While corn and soybeans are all about production, vineyard grapes are more about quality than quantity. In this fertile soil, though, he got good quality and lots of grapes.
“It’s probably the biggest mindset view I had to go through with putting in the vineyard. With corn it’s about producing as much a crop you can,” he says. “With grapes it’s about managing crop loads and focusing more on quality.”
This season’s a good example. The abundant rains the farm saw in August and through the beginning of September were great for his corn and soybeans. For his grapes, not so much.
“With the grapes they don’t like so much water. August, we had a lot of rain and we had a lot of rain here through the beginning of September. So that’s been a struggle but not as bad as two years ago,” he says.
Completing the transition
William expected that his father would be resistant to change, but he’s found him to be a lot more progressive than he thought.
“His thing was, ‘I’m not learning something new. I’m going to keep doing what I’m doing and you’re going to learn something new.’”
Now that Joe’s getting older, though, managing two different businesses has gotten too much for William.
"The farm has done well but stayed the same. The winery has grown, and my time is required more on the farm as he does less,” he says. “It's also required me more here as the winery has grown. The last two years I have just worked god-awful hours trying to keep up with both and I can't keep doing that.
“Over 10 years now the quality of our wines have really increased. We really have figured a lot a lot of things out.”
He and Jennifer grow 14 acres of vines with space to put in another 24 acres if necessary.

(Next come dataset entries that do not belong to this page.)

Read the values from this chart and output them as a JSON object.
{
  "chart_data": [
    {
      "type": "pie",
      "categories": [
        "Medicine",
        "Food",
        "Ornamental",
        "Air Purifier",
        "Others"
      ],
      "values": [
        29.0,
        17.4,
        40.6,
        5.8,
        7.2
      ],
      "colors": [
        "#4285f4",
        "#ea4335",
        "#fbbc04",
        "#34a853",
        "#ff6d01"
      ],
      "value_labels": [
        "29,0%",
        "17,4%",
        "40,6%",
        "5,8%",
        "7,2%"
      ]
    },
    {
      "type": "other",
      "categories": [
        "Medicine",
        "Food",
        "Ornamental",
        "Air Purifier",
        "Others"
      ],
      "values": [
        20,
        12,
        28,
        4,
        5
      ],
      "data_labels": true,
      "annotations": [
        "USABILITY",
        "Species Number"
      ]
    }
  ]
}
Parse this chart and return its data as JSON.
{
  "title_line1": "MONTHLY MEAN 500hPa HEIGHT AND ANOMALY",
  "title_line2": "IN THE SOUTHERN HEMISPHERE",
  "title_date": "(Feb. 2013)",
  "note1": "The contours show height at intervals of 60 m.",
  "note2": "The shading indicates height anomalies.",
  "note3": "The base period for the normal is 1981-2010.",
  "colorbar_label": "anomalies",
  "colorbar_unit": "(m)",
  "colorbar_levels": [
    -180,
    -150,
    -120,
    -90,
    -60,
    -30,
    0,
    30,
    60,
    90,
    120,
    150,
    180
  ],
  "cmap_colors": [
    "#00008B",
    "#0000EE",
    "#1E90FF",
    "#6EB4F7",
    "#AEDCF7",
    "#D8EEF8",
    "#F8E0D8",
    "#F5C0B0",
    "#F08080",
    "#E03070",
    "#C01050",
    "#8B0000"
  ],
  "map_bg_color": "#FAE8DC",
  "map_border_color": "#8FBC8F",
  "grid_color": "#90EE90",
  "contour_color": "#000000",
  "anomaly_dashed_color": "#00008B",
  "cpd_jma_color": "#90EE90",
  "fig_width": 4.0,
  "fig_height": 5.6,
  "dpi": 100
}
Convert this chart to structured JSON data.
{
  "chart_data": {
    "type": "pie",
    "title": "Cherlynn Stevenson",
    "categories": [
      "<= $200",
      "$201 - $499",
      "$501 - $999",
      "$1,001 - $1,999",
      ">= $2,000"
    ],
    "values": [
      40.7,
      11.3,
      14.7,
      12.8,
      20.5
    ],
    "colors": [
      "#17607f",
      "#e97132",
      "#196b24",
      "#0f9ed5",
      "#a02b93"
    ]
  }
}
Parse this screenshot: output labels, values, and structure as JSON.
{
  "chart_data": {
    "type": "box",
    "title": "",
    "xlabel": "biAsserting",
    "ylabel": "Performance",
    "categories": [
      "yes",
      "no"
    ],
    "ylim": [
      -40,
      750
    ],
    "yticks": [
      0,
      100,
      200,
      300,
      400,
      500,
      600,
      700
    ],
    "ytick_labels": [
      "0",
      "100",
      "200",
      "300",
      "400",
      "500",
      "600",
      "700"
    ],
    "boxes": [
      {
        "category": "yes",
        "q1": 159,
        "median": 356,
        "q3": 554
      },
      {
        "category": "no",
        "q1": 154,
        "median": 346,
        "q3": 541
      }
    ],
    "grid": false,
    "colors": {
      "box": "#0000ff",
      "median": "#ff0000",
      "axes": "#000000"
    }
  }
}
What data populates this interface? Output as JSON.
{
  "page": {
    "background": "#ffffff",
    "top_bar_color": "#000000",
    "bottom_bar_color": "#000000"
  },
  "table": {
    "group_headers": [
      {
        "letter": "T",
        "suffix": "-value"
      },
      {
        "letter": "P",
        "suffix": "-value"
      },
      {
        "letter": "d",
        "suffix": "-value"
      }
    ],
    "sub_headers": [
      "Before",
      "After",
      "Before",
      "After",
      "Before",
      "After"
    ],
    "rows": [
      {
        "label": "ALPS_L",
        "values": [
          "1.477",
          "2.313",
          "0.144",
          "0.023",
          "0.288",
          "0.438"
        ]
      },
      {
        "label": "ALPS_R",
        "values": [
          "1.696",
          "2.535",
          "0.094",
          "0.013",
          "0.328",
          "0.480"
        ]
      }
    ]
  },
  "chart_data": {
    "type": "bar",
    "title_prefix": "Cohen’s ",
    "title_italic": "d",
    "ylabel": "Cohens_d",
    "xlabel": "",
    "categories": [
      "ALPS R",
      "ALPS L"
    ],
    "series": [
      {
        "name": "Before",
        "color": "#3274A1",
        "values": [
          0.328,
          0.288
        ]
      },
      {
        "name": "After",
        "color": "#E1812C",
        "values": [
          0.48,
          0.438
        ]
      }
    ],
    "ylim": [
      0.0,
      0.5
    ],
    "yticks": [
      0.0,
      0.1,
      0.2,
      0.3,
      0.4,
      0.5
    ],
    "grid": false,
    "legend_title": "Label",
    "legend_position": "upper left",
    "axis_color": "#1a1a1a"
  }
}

They produce 15,000 gallons, or 12,000 cases of wine, a year.
They employ less people now than they did in the beginning with only 2 acres, so they’ve learned to become more efficient.
“I think a lot of it is knowing your vines,” William says. “There are different vines that need different amounts of care. You don't have to spray all of them the same amount. There are some acres you can spray less, some you have to spray more. There are some where you have to pull all the leaves from in front of the fruit and some you don't have to, or don't want to.”
In 2011, Jennifer left her full-time job to come back to the farm, where she works as the business manager. They produce 20 different wines, and everything gets bottled and processed at the winery.
William and his father have completed the farm transition, a process that started with William working under Joe, then Joe transferring the farm to William and working under him. Now, William has taken over for what he hopes is a long time, albeit with a different vision.
“I’m very fortunate. There are a lot of people than can never convince their father to transfer the farm over to them. He’s a very thoughtful person,” he says. “I’m fortunate that he had that mindset.”